The U.S. Chamber of Commerce is ramping up a partnership to support the controversial proposed Keystone XL pipeline, which would carry crude from Canada's oil sands to Texas refineries.
The Chamber is recruiting businesses in Minnesota and other parts of the Midwest to promote North American fuel supplies. Sixteen Minnesota businesses have joined a regional effort to promote the controversial pipeline. The group, Partnership to Fuel America, will campaign in Minnesota and 10 other Midwestern states.
High fuel costs affect customers, from families to truckers, said Dan Dorman, a former Minnesota State Representative and owner of a tire company in Albert Lea.
"Particularly the independent truckers, are hard-hit by those costs, and that impacts our business, impacts the number of people we're able to employ, so there's quite a trickle down from there."
The pipeline company has done a good job of mitigating risks posed by the pipeline, Dorman said.

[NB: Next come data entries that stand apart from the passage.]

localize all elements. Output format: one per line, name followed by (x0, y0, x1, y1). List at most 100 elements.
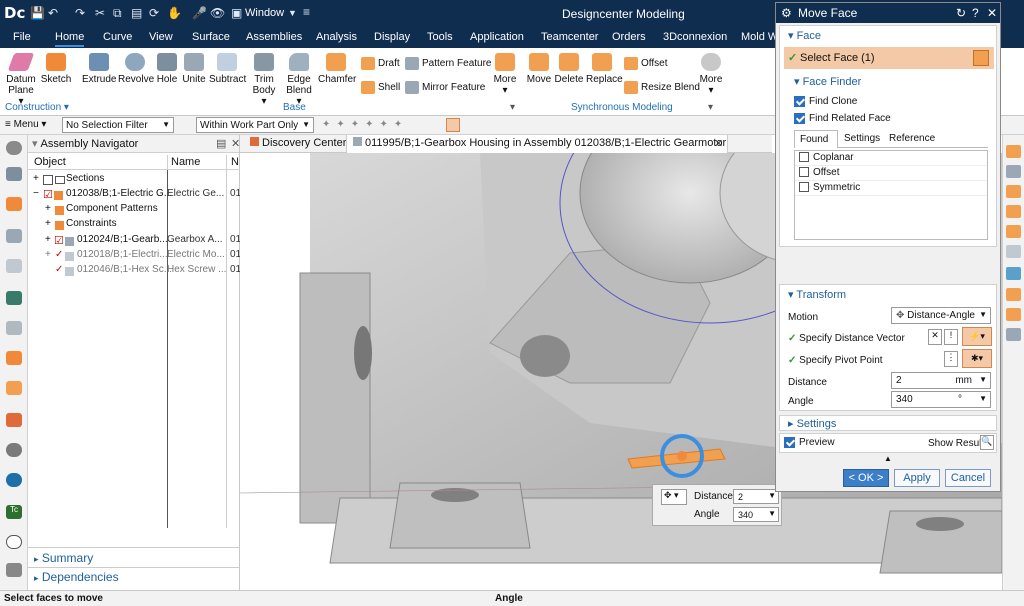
navigator-pin-icon[interactable]: ▤ (216, 137, 226, 150)
tab-home[interactable]: Home (55, 31, 85, 47)
settings-icon[interactable] (6, 141, 22, 155)
point-dialog-icon[interactable]: ⋮ (944, 351, 958, 367)
reset-icon[interactable]: ↻ (956, 6, 966, 20)
collapse-icon[interactable]: ▾ (32, 138, 38, 150)
find-clone-checkbox[interactable]: Find Clone (794, 96, 857, 107)
tab-file[interactable]: File (13, 31, 31, 43)
part-navigator-icon[interactable] (6, 167, 22, 181)
face-selector-icon[interactable] (973, 50, 989, 66)
distance-input[interactable]: 2 mm ▼ (891, 372, 991, 389)
roles-icon[interactable] (6, 291, 22, 305)
tool-icon[interactable] (1006, 185, 1021, 198)
tool-icon[interactable] (1006, 288, 1021, 301)
selection-scope-select[interactable]: Within Work Part Only ▼ (196, 117, 314, 133)
tab-found[interactable]: Found (794, 130, 838, 148)
tree-row-screw[interactable]: ✓ 012046/B;1-Hex Sc... Hex Screw ... 01 (28, 264, 240, 279)
reverse-direction-icon[interactable]: ✕ (928, 329, 942, 345)
trim-body-button[interactable]: Trim Body ▾ (249, 53, 279, 107)
ok-button[interactable]: < OK > (843, 469, 889, 487)
view-manager-icon[interactable] (6, 321, 22, 335)
vector-dialog-icon[interactable]: ! (944, 329, 958, 345)
finder-item-symmetric[interactable]: Symmetric (795, 181, 987, 196)
tool-icon[interactable] (1006, 308, 1021, 321)
base-more-button[interactable]: More ▾ (492, 53, 518, 96)
assembly-navigator-icon[interactable] (6, 197, 22, 211)
tree-row-component-patterns[interactable]: + Component Patterns (28, 203, 240, 218)
motion-select[interactable]: ✥ Distance-Angle ▼ (891, 307, 991, 324)
edge-blend-button[interactable]: Edge Blend ▾ (284, 53, 314, 107)
delete-button[interactable]: Delete (554, 53, 584, 85)
motion-type-select[interactable]: ✥ ▾ (661, 489, 687, 505)
move-button[interactable]: Move (525, 53, 553, 85)
web-browser-icon[interactable] (6, 443, 22, 457)
redo-icon[interactable]: ↷ (75, 6, 85, 20)
snap-active-icon[interactable] (446, 118, 460, 132)
cancel-button[interactable]: Cancel (945, 469, 991, 487)
tool-icon[interactable] (1006, 328, 1021, 341)
tab-mold[interactable]: Mold W (741, 31, 778, 43)
finder-item-coplanar[interactable]: Coplanar (795, 151, 987, 166)
collapse-tree-icon[interactable]: − (33, 188, 39, 199)
selection-filter-select[interactable]: No Selection Filter ▼ (62, 117, 174, 133)
column-object[interactable]: Object (34, 156, 66, 168)
history-icon[interactable] (6, 351, 22, 365)
chamfer-button[interactable]: Chamfer (318, 53, 356, 85)
tab-display[interactable]: Display (374, 31, 410, 43)
tab-settings[interactable]: Settings (844, 133, 880, 144)
column-name[interactable]: Name (171, 156, 200, 168)
find-related-checkbox[interactable]: Find Related Face (794, 113, 891, 124)
close-icon[interactable]: ✕ (987, 6, 997, 20)
column-n[interactable]: N (231, 156, 239, 168)
expand-icon[interactable]: + (45, 218, 51, 229)
group-base-expander[interactable]: ▾ (510, 102, 515, 113)
show-result-button[interactable]: 🔍 (980, 435, 994, 450)
osi-angle-input[interactable]: 340 ▼ (733, 507, 779, 522)
tree-row-assembly[interactable]: − ☑ 012038/B;1-Electric G... Electric Ge...… (28, 188, 240, 203)
sketch-button[interactable]: Sketch (40, 53, 72, 85)
select-face-row[interactable]: ✓ Select Face (1) (784, 47, 994, 69)
tab-3dconnexion[interactable]: 3Dconnexion (663, 31, 727, 43)
expand-icon[interactable]: + (45, 249, 51, 260)
repeat-icon[interactable]: ⟳ (149, 6, 159, 20)
microphone-icon[interactable]: 🎤 (192, 6, 207, 20)
save-icon[interactable]: 💾 (30, 6, 45, 20)
copy-icon[interactable]: ⧉ (113, 6, 122, 21)
sync-more-button[interactable]: More ▾ (698, 53, 724, 96)
collapse-dialog-icon[interactable]: ▲ (884, 454, 892, 463)
tree-row-motor[interactable]: + ✓ 012018/B;1-Electri... Electric Mo... 01 (28, 249, 240, 264)
snapshot-icon[interactable] (6, 563, 22, 577)
shell-button[interactable]: Shell (361, 81, 400, 94)
customize-icon[interactable]: ≡ (303, 5, 310, 19)
red-check-icon[interactable]: ✓ (55, 249, 63, 260)
tab-teamcenter[interactable]: Teamcenter (541, 31, 598, 43)
tree-row-gearbox[interactable]: + ☑ 012024/B;1-Gearb... Gearbox A... 01 (28, 234, 240, 249)
paste-icon[interactable]: ▤ (131, 6, 142, 20)
touch-mode-icon[interactable]: ✋ (167, 6, 182, 20)
transform-toggle[interactable]: ▾ Transform (788, 288, 846, 301)
tree-row-sections[interactable]: + Sections (28, 173, 240, 188)
reuse-library-icon[interactable] (6, 259, 22, 273)
revolve-button[interactable]: Revolve (118, 53, 154, 85)
clock-icon[interactable] (6, 535, 22, 549)
summary-panel[interactable]: ▸ Summary (34, 551, 93, 565)
tool-icon[interactable] (1006, 145, 1021, 158)
close-tab-icon[interactable]: ✕ (714, 137, 723, 150)
palette-icon[interactable] (6, 413, 22, 427)
point-type-select[interactable]: ✱▾ (962, 349, 992, 368)
replace-button[interactable]: Replace (586, 53, 623, 85)
resize-blend-button[interactable]: Resize Blend (624, 81, 700, 94)
expand-icon[interactable]: + (45, 203, 51, 214)
tool-icon[interactable] (1006, 267, 1021, 280)
apply-button[interactable]: Apply (894, 469, 940, 487)
tab-discovery-center[interactable]: Discovery Center (250, 137, 346, 149)
tab-part-document[interactable]: 011995/B;1-Gearbox Housing in Assembly 0… (346, 135, 728, 153)
preview-checkbox[interactable]: Preview (784, 437, 835, 448)
window-dropdown-icon[interactable]: ▼ (288, 8, 297, 18)
tab-view[interactable]: View (149, 31, 173, 43)
dependencies-panel[interactable]: ▸ Dependencies (34, 570, 119, 584)
gear-icon[interactable]: ⚙ (781, 6, 792, 20)
process-studio-icon[interactable] (6, 381, 22, 395)
undo-icon[interactable]: ↶ (48, 6, 58, 20)
tab-orders[interactable]: Orders (612, 31, 646, 43)
osi-distance-input[interactable]: 2 ▼ (733, 489, 779, 504)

Critics say a spill from the pipeline could contaminate the Ogalalla Aquifer in South Dakota, Nebraska and other states.
Dorman said TransCanada, the company that wants to build the 1,700-mile pipeline, acknowledges environmental risks involved with the plan. But he says for now, the economy needs oil.
"In the long run, people talk about different fuels, renewables, wind, whatever it is," Dorman said. "We need petroleum to help not only our local economy but our nationwide economy. So I think those risks are acceptable."